回想 その3
純也が高校二年に上がった頃だろうか。街に奇妙な噂が流れ始めた。
人を集めてデスゲームに興じさせ、それを観戦して楽しむクラブが日本にあるというのだ。
都市伝説。誰かがどこかで見た映画の内容を、実際にあったこととして面白半分に流布しているのだろう。
だが純也はその噂を信じてなどいなかった。もしそんなゲームが開催されているのだとして、消えた人間はどうなる。相次ぐ行方不明者として、ニュースに取り上げられていてもおかしくないだろう。しかしテレビはおろか、新聞にさえ、そんなクラブがあることも、行方不明者が増加していることも書かれてはいないのだ。

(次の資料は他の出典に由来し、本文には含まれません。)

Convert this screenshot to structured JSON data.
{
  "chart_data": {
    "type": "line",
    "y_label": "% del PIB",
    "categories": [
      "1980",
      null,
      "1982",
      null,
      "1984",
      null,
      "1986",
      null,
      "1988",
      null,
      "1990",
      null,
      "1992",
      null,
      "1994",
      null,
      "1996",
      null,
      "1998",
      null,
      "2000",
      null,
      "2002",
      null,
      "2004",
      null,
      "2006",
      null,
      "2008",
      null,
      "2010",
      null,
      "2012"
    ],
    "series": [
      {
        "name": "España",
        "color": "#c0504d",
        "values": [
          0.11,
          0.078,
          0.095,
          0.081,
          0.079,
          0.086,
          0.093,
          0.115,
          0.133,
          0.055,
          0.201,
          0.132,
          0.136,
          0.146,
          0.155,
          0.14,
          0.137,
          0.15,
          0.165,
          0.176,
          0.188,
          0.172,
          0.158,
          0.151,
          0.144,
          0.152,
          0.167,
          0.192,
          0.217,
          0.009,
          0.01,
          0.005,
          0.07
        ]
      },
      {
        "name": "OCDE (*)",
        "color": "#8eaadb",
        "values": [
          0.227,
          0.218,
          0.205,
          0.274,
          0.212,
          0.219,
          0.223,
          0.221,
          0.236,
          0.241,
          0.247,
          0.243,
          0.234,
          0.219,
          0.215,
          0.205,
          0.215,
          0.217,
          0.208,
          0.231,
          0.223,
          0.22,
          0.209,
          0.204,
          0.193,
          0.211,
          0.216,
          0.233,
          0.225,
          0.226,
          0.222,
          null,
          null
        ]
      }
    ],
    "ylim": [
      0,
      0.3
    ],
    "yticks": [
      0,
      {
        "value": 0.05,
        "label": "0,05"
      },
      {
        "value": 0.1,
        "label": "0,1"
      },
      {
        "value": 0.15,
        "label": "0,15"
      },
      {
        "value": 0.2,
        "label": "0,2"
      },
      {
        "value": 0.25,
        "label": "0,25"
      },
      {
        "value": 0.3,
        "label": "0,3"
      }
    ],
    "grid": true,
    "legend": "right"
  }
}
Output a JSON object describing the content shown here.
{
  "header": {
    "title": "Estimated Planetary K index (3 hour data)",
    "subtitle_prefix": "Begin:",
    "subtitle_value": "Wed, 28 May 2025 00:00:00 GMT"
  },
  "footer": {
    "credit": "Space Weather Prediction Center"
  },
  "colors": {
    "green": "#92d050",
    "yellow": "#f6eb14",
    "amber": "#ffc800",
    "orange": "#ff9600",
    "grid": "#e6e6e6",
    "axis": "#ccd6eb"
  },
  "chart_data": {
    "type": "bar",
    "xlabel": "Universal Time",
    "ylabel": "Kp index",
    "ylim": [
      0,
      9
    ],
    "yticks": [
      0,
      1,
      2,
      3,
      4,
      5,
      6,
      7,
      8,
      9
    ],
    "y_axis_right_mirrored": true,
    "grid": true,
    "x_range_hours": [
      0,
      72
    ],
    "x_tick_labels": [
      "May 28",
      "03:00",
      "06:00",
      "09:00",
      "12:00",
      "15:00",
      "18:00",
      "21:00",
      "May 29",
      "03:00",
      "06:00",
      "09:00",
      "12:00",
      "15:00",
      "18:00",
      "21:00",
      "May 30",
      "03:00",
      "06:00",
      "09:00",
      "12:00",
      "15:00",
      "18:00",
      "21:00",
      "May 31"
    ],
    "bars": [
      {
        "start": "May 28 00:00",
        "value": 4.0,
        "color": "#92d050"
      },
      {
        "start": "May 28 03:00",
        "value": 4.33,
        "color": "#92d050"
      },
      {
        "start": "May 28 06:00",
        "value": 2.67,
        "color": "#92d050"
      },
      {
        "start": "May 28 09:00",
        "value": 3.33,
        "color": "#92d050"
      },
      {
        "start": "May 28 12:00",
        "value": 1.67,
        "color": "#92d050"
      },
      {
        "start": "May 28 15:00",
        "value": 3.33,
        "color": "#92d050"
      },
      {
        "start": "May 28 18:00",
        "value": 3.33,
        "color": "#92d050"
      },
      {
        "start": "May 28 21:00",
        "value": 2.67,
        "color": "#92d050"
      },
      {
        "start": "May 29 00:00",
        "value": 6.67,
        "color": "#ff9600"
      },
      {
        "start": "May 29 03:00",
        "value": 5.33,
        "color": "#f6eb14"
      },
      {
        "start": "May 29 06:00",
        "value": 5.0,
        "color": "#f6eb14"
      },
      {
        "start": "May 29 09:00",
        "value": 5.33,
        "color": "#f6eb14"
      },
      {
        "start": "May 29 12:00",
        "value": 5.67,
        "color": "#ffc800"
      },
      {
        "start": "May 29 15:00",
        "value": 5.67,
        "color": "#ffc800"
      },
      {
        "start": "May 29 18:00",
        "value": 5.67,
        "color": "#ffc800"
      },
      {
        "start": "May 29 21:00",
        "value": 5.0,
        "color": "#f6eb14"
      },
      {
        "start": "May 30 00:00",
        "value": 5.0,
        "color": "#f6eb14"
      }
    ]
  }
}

もちろんマスコミを完全に信用しているわけではない。だが、実際に起こっていることならば、もっと騒ぎになっていてもおかしくはないはずだ。そういうのはきっと日本ではない、どこか別の国で行われているのだろう。
純也はそう信じていた。ある事件が起きるまでは。
それは夏も半ばに差し掛かった頃に起きた。
学校の下級生が一人姿を消したのだ。生徒だけではない。一家全員が忽然と姿を消していた。
聞いた話では、彼の家は相当の負債を抱え込んでいたという。闇金に追われ、一家揃って夜逃げでもしたのだろうと、学校では噂されていた。
だがその噂には妙な尾びれがついていた。それは彼があるサイトから都市伝説と噂されているクラブの痕跡を見つけたというのだ。彼が消える前日に、彼は友人の一人にだけそれを語っていたという。
彼の証言は退屈に飽きた生徒たちを大いに刺激した。生徒たちは彼が失踪した理由を、クラブによる誘拐と決めつけ、躍起になってそのサイトを探し始めたのだ。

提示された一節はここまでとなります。